Ryanair is facing challenges in its business performance, leading to disappointment among investors. The Irish low-cost airline’s stock has dropped by 17% following a quarterly earnings report that fell short of expectations. Revenue remained at €3.6 billion ($4 billion), the same as the previous year, but profits plummeted nearly 50% to €336 million. CEO Michael O’Leary noted an increase in passenger numbers, with traffic climbing 10% to 55 million, but indicated that this growth comes with significant effort.
During the company’s earnings call, O’Leary stated, “Traffic growth is strong, but it’s only strong at a price,” explaining that the airline has been compelled to continuously incentivize ticket sales. He also expressed disappointment over close-in bookings, which have been weaker than anticipated, especially heading into the peak travel months of July, August, and September.

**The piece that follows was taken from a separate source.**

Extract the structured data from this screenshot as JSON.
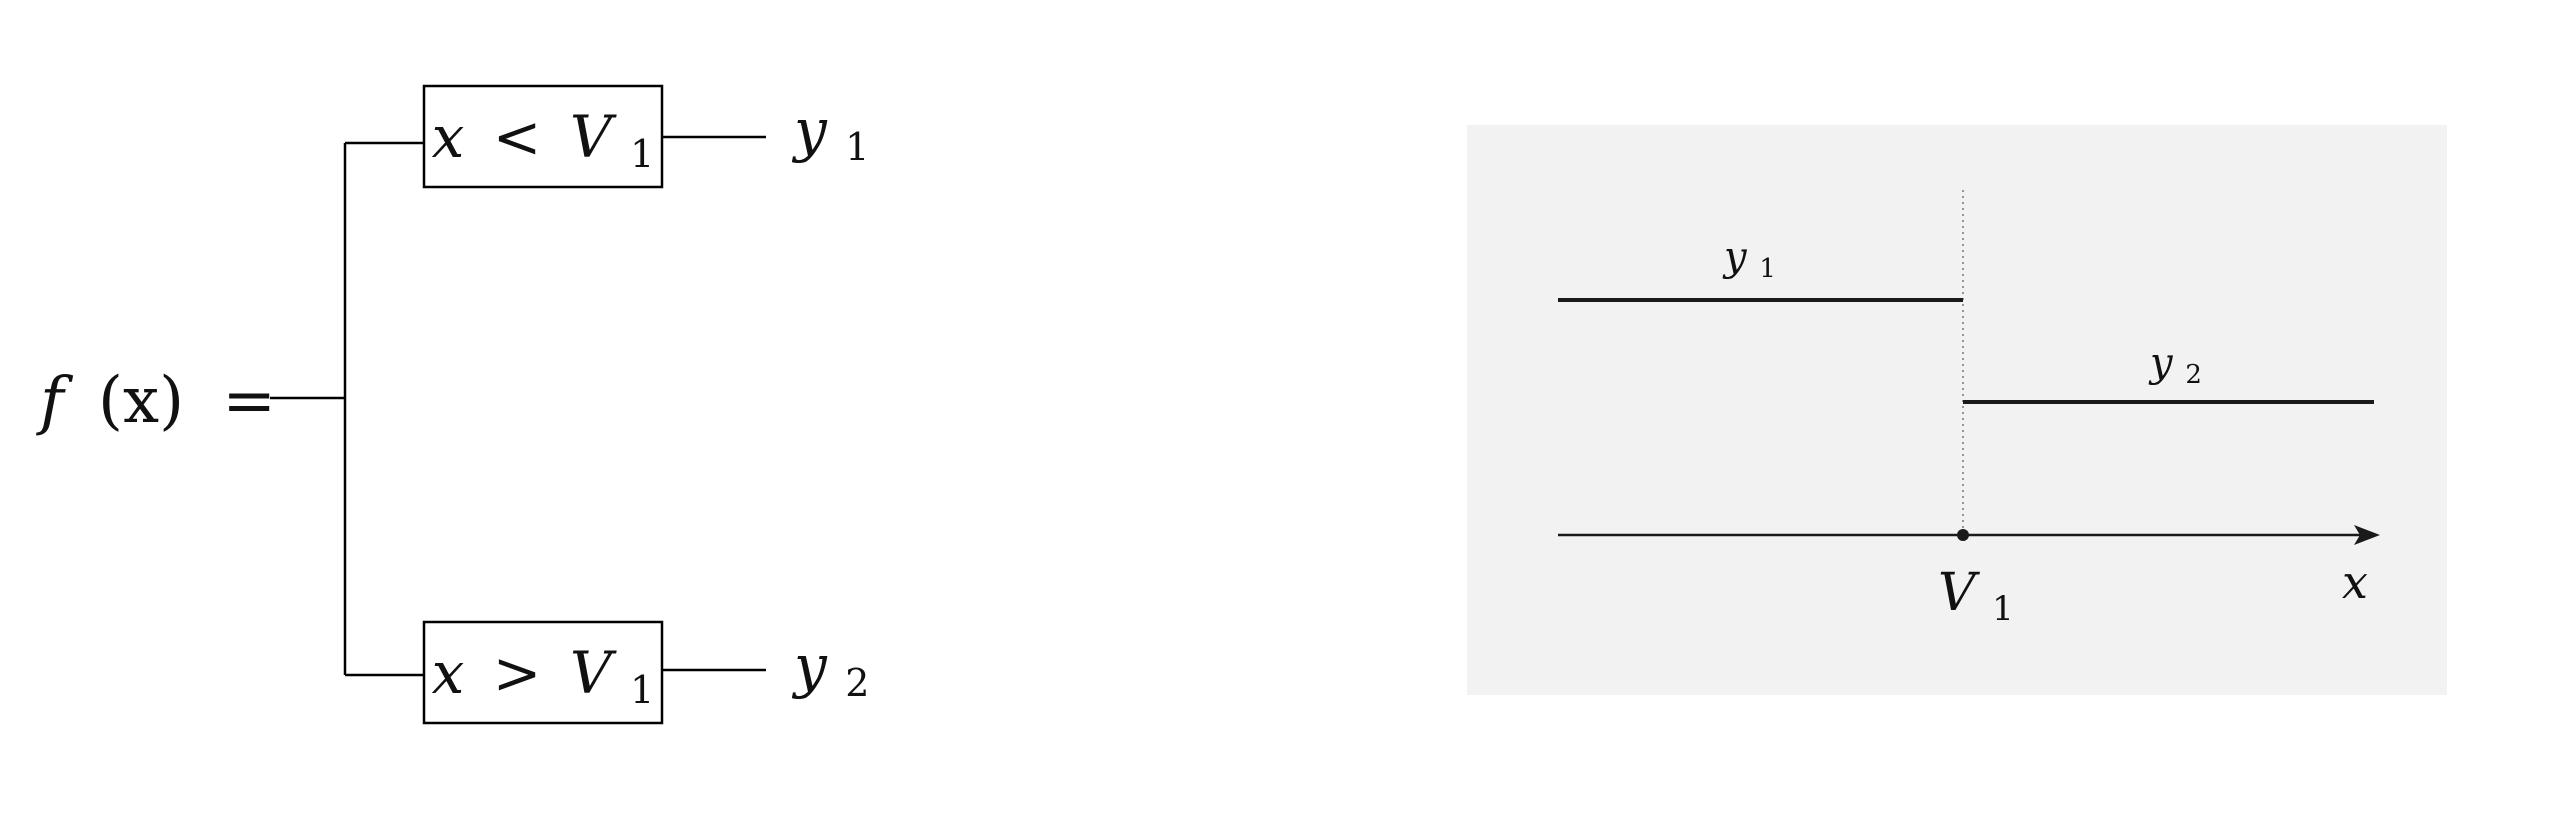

Compounding the issue of softer demand, Ryanair is also grappling with rising labor costs and has attributed some difficulties to Boeing’s ongoing delivery delays. O’Leary, who has expressed frustration with the aircraft manufacturer in the past, remains steadfast in his defense of the airline despite technical incidents, including a mid-flight emergency involving a 737 Max 9 this year.
Additionally, he indicated that customers are beginning to feel the pressures of economic challenges in the European Union, as years of inflation and stagnant growth take a toll. In light of this, O’Leary mentioned that reducing the number of aircraft may ultimately benefit Ryanair.
“We will have less capacity in summer 2025 than we initially planned due to Boeing delays, and following that, we expect two years with no growth in capacity,” O’Leary noted. “If consumer pressures continue for the next 12 to 18 months, this might not be the worst position for us to be in.”